Friday, May 3, 2013

Trendy and inspirational: the suffixes -ome and -omics

In the beginning there was the word genome for the complete set of genetic material present in a cell or organism. The German botanist Hans Winkler came up with this term in 1920 [1]. It is a portmanteau blending the words gene and chromosome. An Oxford Dictionary of 2002 further tells us that [2]:

a  couple of terms have been formed on its model [the portmanteau genome]: proteome, the complete set of proteins produced from the instructions coded in a cell's genetic material, and metabolome (from metabolism), the complete set of metabolic processes within a cell. These seem to have been created partly by blending and partly by analogy with the older sense of the ending.

The older sense of -ome is the meaning of having a specified nature; for example, rhizome for the subterranean roots and shoots of a plant [2].
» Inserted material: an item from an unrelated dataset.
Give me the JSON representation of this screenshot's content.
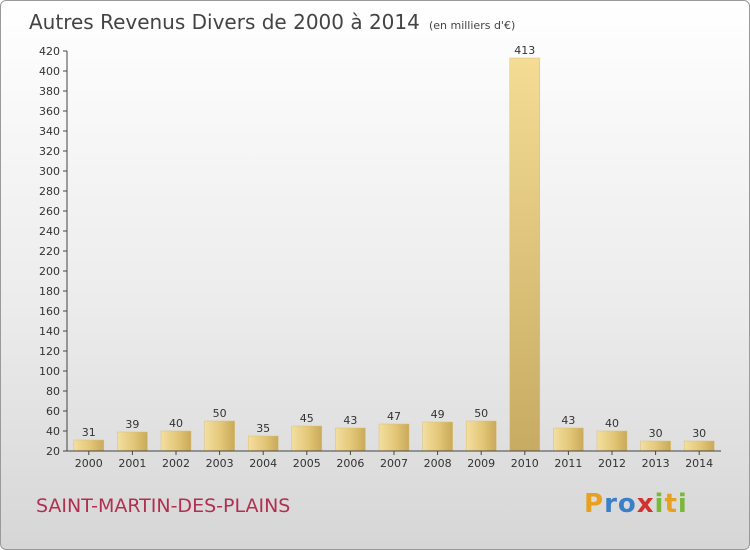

Now, ten years later, there are hundreds or even thousands of words derived by following the nomenclatural model creating the established terms genome, proteome and metabolome. The word transcriptome refers to the set of RNA molecules expressed from the genome. Emerging terms include variome for the set of genetic variation across a population of a species, epigenome for the set of chemical compounds involved in not-DNA-encoded gene expression, interactome for the set of molecular interactions in a biological system such as a cell, and fluxome for the set of small molecules changing along metabolic pathways in a dynamic system (due to flux responses resulting from both genetic and metabolic regulation). Terms you certainly will find more often in future publications include phenome for the set of physical descriptions that can ideally be related to genotype, regulome for the set of regulatory compounds in a cell, integrome for unions of 'omics data sets, omnisciome for the entirety of knowledge about a cell, organism or system, toxome for the set of cellular processes responsive to small molecules and involved in their toxicological activities, and lipidome for the set of all fatty molecules in an organism [3].

The name of a scientific field associated with an ome-ending word is typically built by replacing the suffix -ome with -omics. Genomics, proteomics, and metabolomics are well known examples. Transcriptomics, variomics, epigenomics, interactomics, fluxomics, phenomics, regulomics, integromics and lipidomics are emerging names and disciplines of scientific study. Omnisciomics and toxomics may follow. Data and knowledge within these fields have not all been derived from recent studies, some insight has been accumulated over decades. But recent advances, driven by modern analytical devices and high-throughput technology, are accelerating application and impact of these fields. Dedicated to the integration of  'omics domains is a peer-reviewed journal with the name OMICS [4].

And then there is the ending -etics, as in genetics. The distinction between 'omics and 'etics may seem confusing for outsiders. Let's conclude this with the description of the fine line between epigenomics and epigenitcs [5]: “Epigenetics focuses on processes that regulate how and when certain genes are turned on and turned off, while epigenomics pertains to analysis of epigenetic changes across many genes in a cell or entire organism.”

Keywords: biochemistry, linguistics, nomenclature, terminology, meta-data, integrative research.

References and more to explore
[1] Where the Word 'Genome' Came From [].
[2] Michael Quinion: Ologies and Ismas. A Dictionary of Word Beginnings and Endings. Oxford University Press, Oxford and New York, 2002..
[3] Monya Baker: The 'omes puzzle. Nature February 28, 2013, 494, pp.416-419. doi: 10.1038/494416a
[4] OMICS: A Journal of Integrative Biology [].
[5] National Cancer Institute: Epigenomics and Epigenetics Research [].